Aaron Gross is a vegan.

==Education==
Gross received his BA in Philosophy from Grinnell College, his M.T.S from Harvard Divinity School, and his Ph.D. from the University of California, Santa Barbara Department of Religious Studies.

==Farm Forward==
In 2006, Gross founded Farm Forward, a nonprofit organization that has promoted alternative models of poultry production. Author Jonathan Safran Foer described Gross as “a visionary - his founding of Farm Forward will be looked at by future generations as a turning point in the fight to end factory farming.” Gross has been particularly active in efforts to improve kosher slaughter. According to animal welfare expert Temple Grandin, “Gross has played a critical role in improving kosher slaughter . . . his knowledge about both the Jewish and animal communities is invaluable.”

==Written works==
He collaborated closely with Jonathan Safran Foer on Foer's international bestseller, Eating Animals, and is featured in the book.

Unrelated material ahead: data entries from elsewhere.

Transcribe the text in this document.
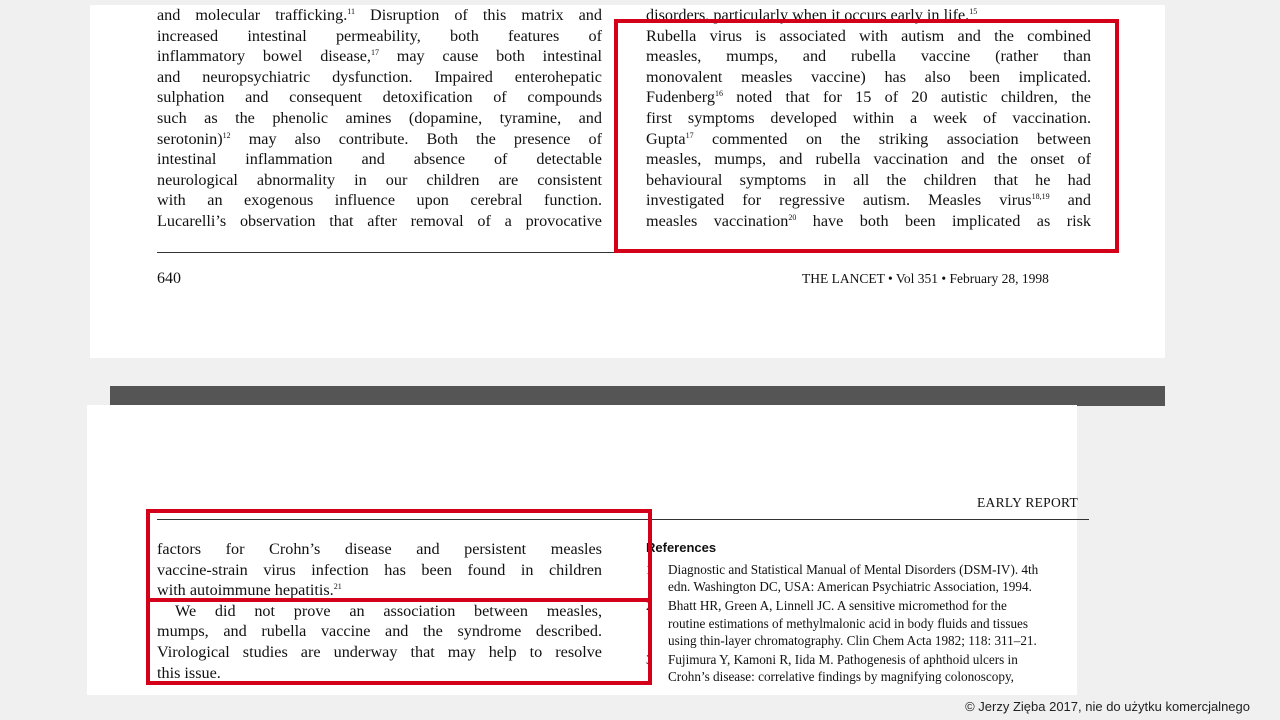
and molecular trafficking.$^{11}$ Disruption of this matrix and
increased intestinal permeability, both features of
inflammatory bowel disease,$^{17}$ may cause both intestinal
and neuropsychiatric dysfunction. Impaired enterohepatic
sulphation and consequent detoxification of compounds
such as the phenolic amines (dopamine, tyramine, and
serotonin)$^{12}$ may also contribute. Both the presence of
intestinal inflammation and absence of detectable
neurological abnormality in our children are consistent
with an exogenous influence upon cerebral function.
Lucarelli’s observation that after removal of a provocative
disorders, particularly when it occurs early in life.$^{15}$
Rubella virus is associated with autism and the combined
measles, mumps, and rubella vaccine (rather than
monovalent measles vaccine) has also been implicated.
Fudenberg$^{16}$ noted that for 15 of 20 autistic children, the
first symptoms developed within a week of vaccination.
Gupta$^{17}$ commented on the striking association between
measles, mumps, and rubella vaccination and the onset of
behavioural symptoms in all the children that he had
investigated for regressive autism. Measles virus$^{18,19}$ and
measles vaccination$^{20}$ have both been implicated as risk
640	THE LANCET • Vol 351 • February 28, 1998
EARLY REPORT
factors for Crohn’s disease and persistent measles
vaccine-strain virus infection has been found in children
with autoimmune hepatitis.$^{21}$
We did not prove an association between measles,
mumps, and rubella vaccine and the syndrome described.
Virological studies are underway that may help to resolve
this issue.
References
1 Diagnostic and Statistical Manual of Mental Disorders (DSM-IV). 4th
edn. Washington DC, USA: American Psychiatric Association, 1994.
2 Bhatt HR, Green A, Linnell JC. A sensitive micromethod for the
routine estimations of methylmalonic acid in body fluids and tissues
using thin-layer chromatography. Clin Chem Acta 1982; 118: 311–21.
3 Fujimura Y, Kamoni R, Iida M. Pathogenesis of aphthoid ulcers in
Crohn’s disease: correlative findings by magnifying colonoscopy,
© Jerzy Zięba 2017, nie do użytku komercjalnego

Writing in the New Yorker, Elizabeth Kolbert described Gross as one of the heroes of Eating Animals along with Franz Kafka and Jacques Derrida.

Gross is the author of The Question of the Animal and Religion: Theoretical Stakes, Practical Implications (New York: Columbia University Press, 2014) and co-editor of Animals and the Human Imagination: A Companion to Animal Studies (New York: Columbia University Press, 2012).